Living in the un-airconditioned farmhouse, I remember those hot summers well. The uninsulated attic where my brother and I slept, which was as dry and hot as a sauna, had to be abandoned for army cots on the first floor. A window fan in the living room offered little relief.
Quoting Pat Guinan, associate professor of climatology with the University of Missouri Extension, the October 2013 Agricultural Electronic Bulletin Board reported that 1954 ranked as the third hottest summer on record. Moreover, “. . . between 1952 and 1956 southwest Missouri accumulated a deficit of 60 inches of precipitation.”
This created a problem for our Shannon County farm. By 1957, the cistern ran out of water. We actually had a well, but it hadn’t been functional for years, and with no funds to fix it, the cistern was our only source of water.
Our cistern was basically a cylindrical-shaped hole in the ground that collected rain water from gutter downspouts on the house. Constructed of concrete and about 10 feet deep and 8 feet wide, it could hold over 3,000 gallons. A rectangular wooden cabinet, with a hinged lid and an overhead pulley hoist and scaffold, covered the 3-by 3-foot opening. To get water, a rope and bucket attached to the overhead pulley took the place of a pump.
Grandpa arranged for a tanker truck that held 2,000 gallons to deliver water from Mountain View. But first the cistern needed to be cleaned. After most of the remaining water had been bailed out, there still remained a layer of mud at the bottom that had to be swabbed. Grandpa was too old to attempt going down, so I got the assignment.
With one foot in the bucket and holding on to the pulley rope, my skinny 10-year-old self, stripped down to my Fruit of the Loom skivvies, was lowered into the abyss. To this day, I vividly remember the feeling of stepping out of the bucket. It felt as if I had stepped into six inches of chocolate pudding. Dust filtering in over the years had formed a layer of slimy mud.
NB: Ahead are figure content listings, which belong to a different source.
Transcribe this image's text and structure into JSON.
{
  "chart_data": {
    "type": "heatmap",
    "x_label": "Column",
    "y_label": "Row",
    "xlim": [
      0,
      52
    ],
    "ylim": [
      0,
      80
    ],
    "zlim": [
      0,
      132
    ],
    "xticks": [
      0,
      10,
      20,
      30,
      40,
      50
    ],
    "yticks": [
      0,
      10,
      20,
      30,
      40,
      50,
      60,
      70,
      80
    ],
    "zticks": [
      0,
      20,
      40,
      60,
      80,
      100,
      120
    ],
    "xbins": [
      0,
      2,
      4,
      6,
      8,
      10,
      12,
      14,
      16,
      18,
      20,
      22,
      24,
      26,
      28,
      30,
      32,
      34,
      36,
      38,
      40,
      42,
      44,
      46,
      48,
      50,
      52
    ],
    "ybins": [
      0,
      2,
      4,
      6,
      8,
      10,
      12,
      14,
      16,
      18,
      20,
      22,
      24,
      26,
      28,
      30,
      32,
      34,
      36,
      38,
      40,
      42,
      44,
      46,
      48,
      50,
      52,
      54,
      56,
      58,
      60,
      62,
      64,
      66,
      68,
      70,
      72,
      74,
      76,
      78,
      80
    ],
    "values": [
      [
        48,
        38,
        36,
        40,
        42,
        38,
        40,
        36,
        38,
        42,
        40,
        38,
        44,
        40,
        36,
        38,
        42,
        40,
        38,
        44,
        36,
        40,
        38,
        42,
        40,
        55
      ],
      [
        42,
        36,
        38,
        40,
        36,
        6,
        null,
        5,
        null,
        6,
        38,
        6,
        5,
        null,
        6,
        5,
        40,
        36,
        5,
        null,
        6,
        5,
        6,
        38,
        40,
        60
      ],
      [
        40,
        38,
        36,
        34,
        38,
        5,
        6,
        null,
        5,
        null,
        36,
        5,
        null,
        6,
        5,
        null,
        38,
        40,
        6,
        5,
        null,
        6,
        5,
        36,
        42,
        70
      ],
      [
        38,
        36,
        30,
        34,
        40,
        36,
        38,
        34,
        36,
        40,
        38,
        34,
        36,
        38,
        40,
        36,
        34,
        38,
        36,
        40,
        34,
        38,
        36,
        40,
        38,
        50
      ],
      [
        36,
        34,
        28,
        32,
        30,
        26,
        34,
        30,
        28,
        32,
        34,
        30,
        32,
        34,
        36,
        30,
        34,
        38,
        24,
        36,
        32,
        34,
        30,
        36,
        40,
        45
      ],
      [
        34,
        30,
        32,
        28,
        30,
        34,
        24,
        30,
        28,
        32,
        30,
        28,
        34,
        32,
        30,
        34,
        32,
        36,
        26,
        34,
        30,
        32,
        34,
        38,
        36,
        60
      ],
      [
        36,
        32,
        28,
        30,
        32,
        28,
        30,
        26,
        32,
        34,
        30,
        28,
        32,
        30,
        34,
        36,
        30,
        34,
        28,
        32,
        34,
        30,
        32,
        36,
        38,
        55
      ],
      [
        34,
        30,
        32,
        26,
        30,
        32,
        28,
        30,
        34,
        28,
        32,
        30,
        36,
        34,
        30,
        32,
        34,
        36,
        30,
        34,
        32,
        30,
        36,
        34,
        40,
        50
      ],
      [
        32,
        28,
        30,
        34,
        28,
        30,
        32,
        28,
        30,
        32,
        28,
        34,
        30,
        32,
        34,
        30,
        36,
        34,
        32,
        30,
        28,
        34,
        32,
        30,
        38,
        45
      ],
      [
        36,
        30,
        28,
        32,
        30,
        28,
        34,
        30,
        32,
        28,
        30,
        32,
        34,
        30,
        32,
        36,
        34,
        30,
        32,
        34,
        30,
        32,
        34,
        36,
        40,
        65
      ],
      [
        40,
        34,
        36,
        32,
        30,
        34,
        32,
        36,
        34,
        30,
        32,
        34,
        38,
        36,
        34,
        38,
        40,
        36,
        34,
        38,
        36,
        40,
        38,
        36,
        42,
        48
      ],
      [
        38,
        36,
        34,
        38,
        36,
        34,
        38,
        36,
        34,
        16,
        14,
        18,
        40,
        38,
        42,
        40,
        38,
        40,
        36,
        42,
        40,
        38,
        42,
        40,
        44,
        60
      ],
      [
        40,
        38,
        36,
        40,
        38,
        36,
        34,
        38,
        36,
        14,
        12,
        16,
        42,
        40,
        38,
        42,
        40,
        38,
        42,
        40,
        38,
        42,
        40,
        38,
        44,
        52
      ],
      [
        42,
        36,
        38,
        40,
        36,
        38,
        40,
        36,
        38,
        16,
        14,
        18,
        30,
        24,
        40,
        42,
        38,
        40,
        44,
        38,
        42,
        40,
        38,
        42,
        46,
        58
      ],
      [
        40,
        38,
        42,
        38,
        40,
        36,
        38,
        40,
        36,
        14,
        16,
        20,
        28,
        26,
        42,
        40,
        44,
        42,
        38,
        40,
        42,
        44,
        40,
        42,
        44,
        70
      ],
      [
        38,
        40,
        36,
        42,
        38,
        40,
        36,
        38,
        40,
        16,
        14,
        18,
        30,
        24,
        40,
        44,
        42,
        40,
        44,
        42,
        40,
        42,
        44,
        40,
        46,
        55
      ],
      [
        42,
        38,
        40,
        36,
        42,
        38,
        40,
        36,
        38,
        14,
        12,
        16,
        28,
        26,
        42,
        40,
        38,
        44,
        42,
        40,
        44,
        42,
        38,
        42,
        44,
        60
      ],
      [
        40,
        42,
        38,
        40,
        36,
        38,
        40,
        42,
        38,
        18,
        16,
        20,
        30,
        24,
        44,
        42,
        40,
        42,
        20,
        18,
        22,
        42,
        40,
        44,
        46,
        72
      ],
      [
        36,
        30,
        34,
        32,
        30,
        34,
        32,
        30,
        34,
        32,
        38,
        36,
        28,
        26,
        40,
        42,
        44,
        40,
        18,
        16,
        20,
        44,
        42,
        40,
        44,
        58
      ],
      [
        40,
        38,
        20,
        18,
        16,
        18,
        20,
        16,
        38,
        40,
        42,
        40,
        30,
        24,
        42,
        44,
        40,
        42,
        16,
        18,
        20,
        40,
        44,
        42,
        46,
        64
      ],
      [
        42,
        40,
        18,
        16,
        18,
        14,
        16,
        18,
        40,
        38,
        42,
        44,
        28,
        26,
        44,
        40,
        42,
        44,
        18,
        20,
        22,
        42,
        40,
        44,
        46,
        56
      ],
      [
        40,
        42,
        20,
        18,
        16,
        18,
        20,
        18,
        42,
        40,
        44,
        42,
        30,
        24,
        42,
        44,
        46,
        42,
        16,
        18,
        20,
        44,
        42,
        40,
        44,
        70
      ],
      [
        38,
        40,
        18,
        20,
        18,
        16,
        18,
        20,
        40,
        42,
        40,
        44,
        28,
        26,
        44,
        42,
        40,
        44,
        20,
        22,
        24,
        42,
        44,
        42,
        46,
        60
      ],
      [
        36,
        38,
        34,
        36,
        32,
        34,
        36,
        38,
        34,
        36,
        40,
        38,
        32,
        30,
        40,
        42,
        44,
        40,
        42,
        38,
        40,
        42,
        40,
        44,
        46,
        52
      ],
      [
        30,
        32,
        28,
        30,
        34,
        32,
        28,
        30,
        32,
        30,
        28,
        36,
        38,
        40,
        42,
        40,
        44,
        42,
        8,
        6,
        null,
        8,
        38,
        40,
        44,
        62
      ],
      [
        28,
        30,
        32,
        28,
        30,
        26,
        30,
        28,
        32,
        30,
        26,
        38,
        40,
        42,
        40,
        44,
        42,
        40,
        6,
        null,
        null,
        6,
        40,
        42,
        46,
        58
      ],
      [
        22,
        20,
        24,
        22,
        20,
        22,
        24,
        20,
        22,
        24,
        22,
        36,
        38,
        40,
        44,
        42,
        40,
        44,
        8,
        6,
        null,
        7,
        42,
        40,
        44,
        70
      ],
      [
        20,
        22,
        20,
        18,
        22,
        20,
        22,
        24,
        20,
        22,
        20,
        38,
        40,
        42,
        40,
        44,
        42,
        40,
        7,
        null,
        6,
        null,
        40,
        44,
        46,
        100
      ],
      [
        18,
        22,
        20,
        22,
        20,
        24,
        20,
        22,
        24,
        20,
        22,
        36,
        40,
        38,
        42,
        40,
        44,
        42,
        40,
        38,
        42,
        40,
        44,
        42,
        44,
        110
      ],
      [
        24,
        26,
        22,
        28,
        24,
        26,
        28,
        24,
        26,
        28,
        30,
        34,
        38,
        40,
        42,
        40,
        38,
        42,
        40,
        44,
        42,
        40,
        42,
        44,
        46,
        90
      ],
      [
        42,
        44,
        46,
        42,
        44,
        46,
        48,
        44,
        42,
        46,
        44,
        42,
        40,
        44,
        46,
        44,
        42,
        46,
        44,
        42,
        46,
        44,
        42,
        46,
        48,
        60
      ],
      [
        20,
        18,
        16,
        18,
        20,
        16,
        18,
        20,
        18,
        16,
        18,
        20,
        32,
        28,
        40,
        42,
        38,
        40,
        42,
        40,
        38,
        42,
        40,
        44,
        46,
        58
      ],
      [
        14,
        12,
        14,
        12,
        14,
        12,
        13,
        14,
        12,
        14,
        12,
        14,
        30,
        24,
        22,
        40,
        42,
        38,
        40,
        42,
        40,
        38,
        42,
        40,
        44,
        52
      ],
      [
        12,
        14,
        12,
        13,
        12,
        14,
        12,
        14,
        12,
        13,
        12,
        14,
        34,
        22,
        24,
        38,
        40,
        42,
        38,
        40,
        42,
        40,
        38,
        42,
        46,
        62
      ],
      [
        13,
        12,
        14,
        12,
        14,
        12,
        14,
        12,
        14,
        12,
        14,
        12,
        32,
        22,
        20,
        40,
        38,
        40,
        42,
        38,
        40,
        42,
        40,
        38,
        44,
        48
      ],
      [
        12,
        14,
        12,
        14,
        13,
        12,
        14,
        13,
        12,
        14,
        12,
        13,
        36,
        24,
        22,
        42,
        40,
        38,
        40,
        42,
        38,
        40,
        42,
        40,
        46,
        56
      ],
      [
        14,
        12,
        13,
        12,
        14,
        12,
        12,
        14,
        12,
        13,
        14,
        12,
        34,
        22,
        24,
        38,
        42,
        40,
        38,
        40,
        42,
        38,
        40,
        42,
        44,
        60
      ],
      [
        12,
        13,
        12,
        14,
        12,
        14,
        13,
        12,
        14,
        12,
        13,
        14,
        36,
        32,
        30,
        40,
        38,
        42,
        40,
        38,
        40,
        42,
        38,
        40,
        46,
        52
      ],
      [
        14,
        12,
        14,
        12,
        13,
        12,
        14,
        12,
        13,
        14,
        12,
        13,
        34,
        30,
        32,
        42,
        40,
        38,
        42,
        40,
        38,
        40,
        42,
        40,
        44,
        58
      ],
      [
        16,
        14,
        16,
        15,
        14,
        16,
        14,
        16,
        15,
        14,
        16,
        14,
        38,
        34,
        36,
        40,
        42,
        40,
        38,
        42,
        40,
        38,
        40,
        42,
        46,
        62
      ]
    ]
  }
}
It was dark and creepy at the bottom of the cistern, but it wasn’t the damp and darkness that concerned me. Four feet away at the edge of the cistern floor, two large cave salamanders eyed me. One, orange with black spots, and the other yellow with black spots. Eurycea lucifuga.
Now, this concerned me.
Grandma kept a salamander in a fishbowl in the living room as a pet. She called it a “waterdog” and cautioned me to stay away from it because waterdogs were poisonous. Her puny, grayish waterdog was only three inches, head to tail, compared to the plump six-inch monsters staring at me.
In my mind they had to be first cousins to Gila monsters. It didn’t help that my brother Jack, who was four years older, and too big to be let down by the pulley, taunted me that those lizards could jump several feet.
As an adult, I always laughed that grandma had said they were poisonous. Researching this article, however, I was surprised to discover she was right. According to the Missouri Department of Conservation, salamanders secrete a neurotoxin if handled. I wonder where she got this, yet, another example of her country wisdom.
With her usual patience, Grandma assured me that the waterdogs wouldn’t bother me if I left them alone, and I began dipping the bucket into the mud, while keeping an eye on the salamanders. When most of the mud was scooped up, she threw down some tow sacks (burlap feed sacks) to mop up the bottom.
As a side note, I have often been curious why my grandparents called burlap bags tow sacks. With a little online investigation, I discovered it’s because they are made out of “tow,” which are waste fibers not suitable for better cloth. Another factoid: Chicken feed, on the other hand, came in more proper cloth, including colorful prints. I know because Grandma made a yellow shirt for me, from a chicken pellet sack, on her old Singer foot pedal-operated sewing machine.
By the way, the salamanders were not removed prior to refilling the cistern, and I don’t think Great Grandma Della would have been afraid of them. She would have been searching for a fish gig.